Hilda waited until the man was out of sight before she sheathed her sword. Her hand was shaking, and she glared at it before swiping at the sweat that gathered at her brow. She tried to tell herself that the man's unflinching, unwavering attitude at the sight of her steel was because he worked at Ishiyama. He was probably threatened on an hourly basis by students even more intimidating than herself.
But she couldn't shake the feeling that whatever the man was used to facing down, it was far more dangerous than the students of Ishiyama…or even herself.
oOoOoOo
"What do you know about the gardener?" Hilda asked Oga as they left school, Baby Be'el clinging to Oga's shirt and Takayuki Furuichi following at their heel.

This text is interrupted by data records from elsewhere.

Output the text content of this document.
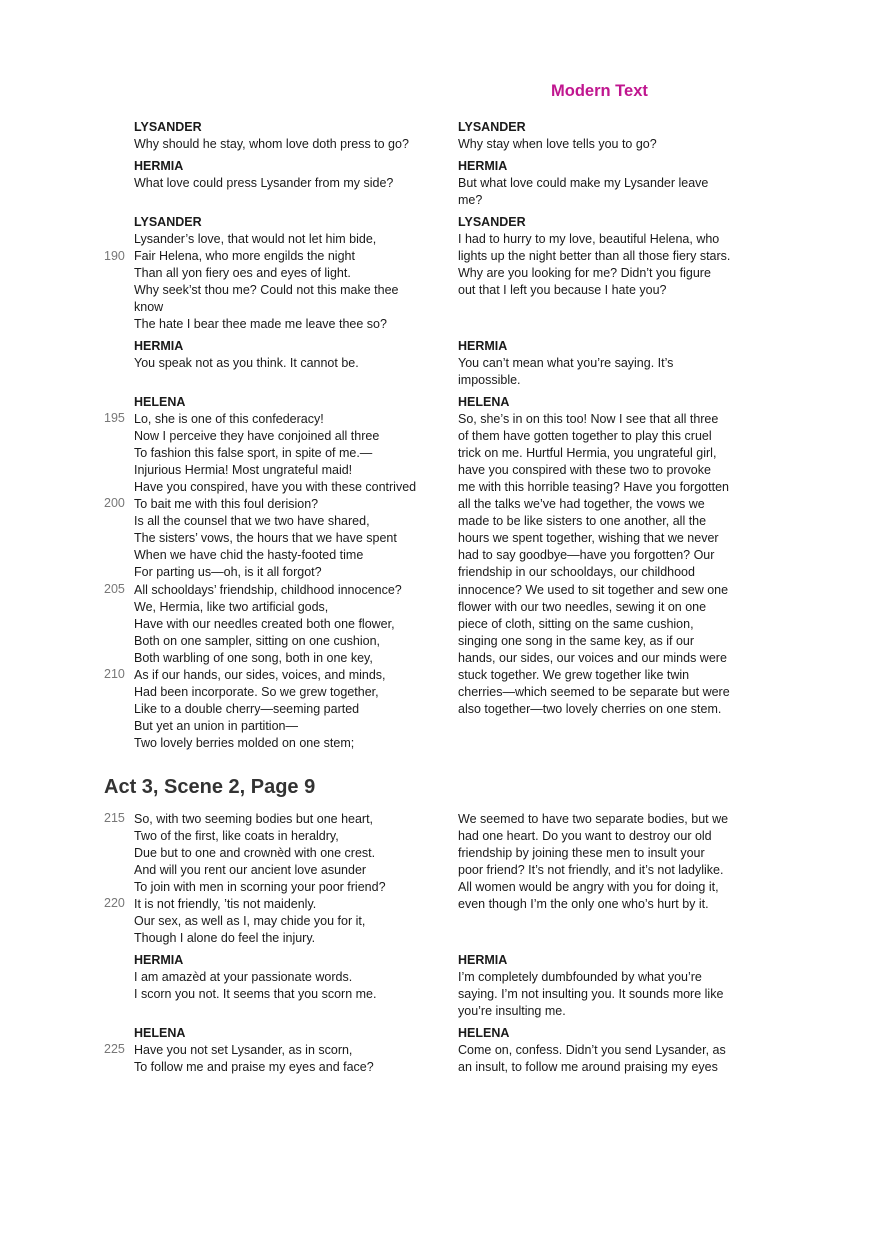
Modern Text
190
195
200
205
210
215
220
225
LYSANDER
Why should he stay, whom love doth press to go?
HERMIA
What love could press Lysander from my side?
LYSANDER
Lysander’s love, that would not let him bide,
Fair Helena, who more engilds the night
Than all yon fiery oes and eyes of light.
Why seek’st thou me? Could not this make thee
know
The hate I bear thee made me leave thee so?
HERMIA
You speak not as you think. It cannot be.
HELENA
Lo, she is one of this confederacy!
Now I perceive they have conjoined all three
To fashion this false sport, in spite of me.—
Injurious Hermia! Most ungrateful maid!
Have you conspired, have you with these contrived
To bait me with this foul derision?
Is all the counsel that we two have shared,
The sisters’ vows, the hours that we have spent
When we have chid the hasty-footed time
For parting us—oh, is it all forgot?
All schooldays’ friendship, childhood innocence?
We, Hermia, like two artificial gods,
Have with our needles created both one flower,
Both on one sampler, sitting on one cushion,
Both warbling of one song, both in one key,
As if our hands, our sides, voices, and minds,
Had been incorporate. So we grew together,
Like to a double cherry—seeming parted
But yet an union in partition—
Two lovely berries molded on one stem;
Act 3, Scene 2, Page 9
So, with two seeming bodies but one heart,
Two of the first, like coats in heraldry,
Due but to one and crownèd with one crest.
And will you rent our ancient love asunder
To join with men in scorning your poor friend?
It is not friendly, ’tis not maidenly.
Our sex, as well as I, may chide you for it,
Though I alone do feel the injury.
HERMIA
I am amazèd at your passionate words.
I scorn you not. It seems that you scorn me.
HELENA
Have you not set Lysander, as in scorn,
To follow me and praise my eyes and face?
LYSANDER
Why stay when love tells you to go?
HERMIA
But what love could make my Lysander leave
me?
LYSANDER
I had to hurry to my love, beautiful Helena, who
lights up the night better than all those fiery stars.
Why are you looking for me? Didn’t you figure
out that I left you because I hate you?
HERMIA
You can’t mean what you’re saying. It’s
impossible.
HELENA
So, she’s in on this too! Now I see that all three
of them have gotten together to play this cruel
trick on me. Hurtful Hermia, you ungrateful girl,
have you conspired with these two to provoke
me with this horrible teasing? Have you forgotten
all the talks we’ve had together, the vows we
made to be like sisters to one another, all the
hours we spent together, wishing that we never
had to say goodbye—have you forgotten? Our
friendship in our schooldays, our childhood
innocence? We used to sit together and sew one
flower with our two needles, sewing it on one
piece of cloth, sitting on the same cushion,
singing one song in the same key, as if our
hands, our sides, our voices and our minds were
stuck together. We grew together like twin
cherries—which seemed to be separate but were
also together—two lovely cherries on one stem.
We seemed to have two separate bodies, but we
had one heart. Do you want to destroy our old
friendship by joining these men to insult your
poor friend? It’s not friendly, and it’s not ladylike.
All women would be angry with you for doing it,
even though I’m the only one who’s hurt by it.
HERMIA
I’m completely dumbfounded by what you’re
saying. I’m not insulting you. It sounds more like
you’re insulting me.
HELENA
Come on, confess. Didn’t you send Lysander, as
an insult, to follow me around praising my eyes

Oga left his usual swath of damage behind.
"Who?" Oga asked.
"Redhead," Furuichi supplied. "The one who keeps thinking that our fellow delinquents might appreciate flowers."
Oga appeared to concentrate. "Who?" he asked again, before clubbing an attacker with his elbow.
Furuichi sighed. "The person you thought was a woman the first day of school, which made the school nurse laugh until he choked on his cigarette?"
"Oh. Oh yeah. What about him?" Oga asked Hilde.
"Does he…does he concern you in anyway?"
Oga raised an eyebrow. "Seriously? Like, how? Do you expect him to, what, start a fight with a rose ala Tuxedo Kamen or something? Man's a pansy." Hilda stopped and stared. Oga walked a few more steps before he realized that she was no longer keeping pace. He sighed and rolled his eyes at her surprise. "What? I bet my sister could put up a better fight he could."
"But you've never fought him or anything?"
"Why should I? He's never gotten in my way, and it would feel like kicking a dog." Oga thought a moment as he slugged someone in the diaphragm. "A really old, incontinent dog. With no teeth."
"Have you even heard of anyone picking a fight with him?"
Oga laughed as he kicked another person in the chin. "Do I look like I give a flying fuck about who beats up who at the school?"
Hilda looked at Furuichi for confirmation, and the other boy shrugged. "I could tell you which of the staff gets into fights with the students, and which of the staff you can bully into submission, but as far as Minamino Shuichi is concerned…" A strange look crossed his face. "Come to think about it, I haven't heard of anyone fighting him. Or even intimidating him. He's just… someone you leave alone, I guess. Live and let live. Which is kinda odd, now that I think about it, because he'd have to be, like, the only one in the entire school. Wow!"
Hilda shook her head in quiet amazement as a chill rushed up and down her spine. Of course no one would even think of picking a fight with the groundskeeper. Because if Ishiyama High was a henhouse, and it was filled to the brim with fighting cocks, then Minamino Shuichi was the great eagle owl – a true predator whose ever-patient shadow the nearsighted cocks mistook as that of a fat, complacent pigeon.